One Dollar captures the spirit of the steel city

Josiah Martin | A&E Editor

8/30/18

Western Pennsylvania rarely acts as the setting of a television series. The only shows that immediately come to mind are This is Us and Mr. Belvedere, the latter of which took place in Beaver Falls, and rarely, if ever, made reference to this fact. One Dollar, set in the tone-perfect, fictional Pittsburgh suburb of Braden, is a far cry from Mr. Belvedere.

The new series, available on CBS’s All Access service starts Aug. 30. It follows a dollar bill as it exchanges hands between people involved in a murder mystery. The first two episodes of the show are riveting, dark and packed with smart, quick dialog. The ensemble cast expertly portrays characters that feel real, every one of them a flawed hero or a lovable villain. Most importantly and stunningly, the show looks, sounds and feels authentically Pittsburgh.

One Dollar centers largely around Garrett Drimmer (Philip Ettinger), a single father and steel worker, who struggles to support his daughter with the gruelling hours and low wages of the steel mill, run by Bud Carl (John Carroll Lynch). After a pool of blood is discovered at the mill, it begins to seem that Garrett was somehow involved in the act. Meanwhile, Dannie Furlbee (Kirrilee Berger) begins her own investigation into Garrett after he hops a country club fence to unexpectedly knock her date unconscious around the time of the murders.

At the same time, Dannie’s mother hires private investigator Jake Noveer (Nathaniel Martello-White) to see if her husband, Wilson Furlbee (Greg Germann), a wealthy real-estate developer who wishes to build an apartment complex on the site of the steel mill, is cheating on her.
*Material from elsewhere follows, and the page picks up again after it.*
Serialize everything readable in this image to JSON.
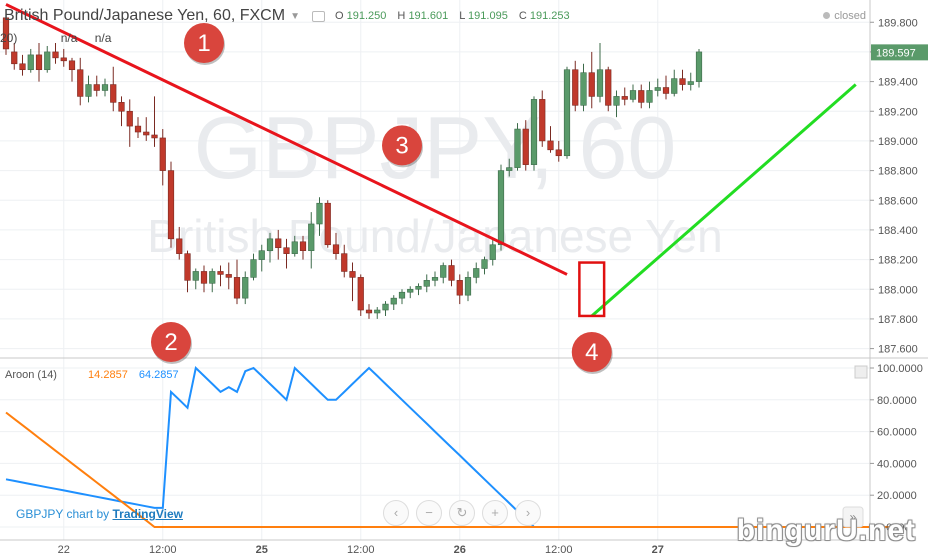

Wilson, coincidentally, hires Jake to investigate the murder himself as part of his desire for the property.

The show keeps you hooked as the relationships between these characters and others grow more complex, and new characters such as Leslie Odom Jr.’s Randall Abatsy appear with no clear connection to the events that have so far unfolded. One Dollar keeps you wanting answers, but not in an insufferable, constantly revolving narrative sort of way. Instead, you’re satisified by always learning information you didn’t know you needed, and always finding that a character you’re already familiar with is a more important figure than you had anticipated.

Being native to a streaming platform, the show is a bit gorier and more profanity-laden than one would come to expect from a CBS series. In fact, the series lacks almost all the painful tropes of “network”-style television. It isn’t over-simplified, it isn’t overacted, it doesn’t feel cheap. One Dollar is a drama for the streaming age. Once the whole season is released, its captivating nature will make it easily bingeable, but its deep, complex plot makes it perfect for traditional week-to-week viewing nonetheless.

The aspect of this show that will blow local viewers away is its accurate portrayal of Pittsburgh and its citizens. Many of the characters carry a heavy “yinzer” accent, a particular and difficult dialect to replicate for actors not from the area. The only exception would be actor Christopher Denham, whose otherwise flawless and at times comical performance as Police Chief Peter Trask was marred by the fluctuating presence of his Pittsburgh accent, always subtle but disappearing and reappearing at random.

Visually, the town of Braden is a hilly, slightly decrepit aging steel town. To Pittsburgh-native viewers, it will look like home as much as the actors sound like home. Nearly every establishing shot has a river, bridge or mill on the horizon. The colors are warm, the clothes are old, the houses are run-down. Perfectly, maybe poetically, in one scene near the beginning of the first episode, as the steel industry is collapsing and taking Braden with it, a single, anachronistically modern and clean self-driving car passes through town, to the puzzlement of Drimmer.

One Dollar is a murder mystery, yes, but it is a horror story for the last survivors of rust-belt America. It is a story where every character is at the end of their rope, and trapped in the shadow of the steel mill in the distance. For Pittsburghers, One Dollar is a must-see.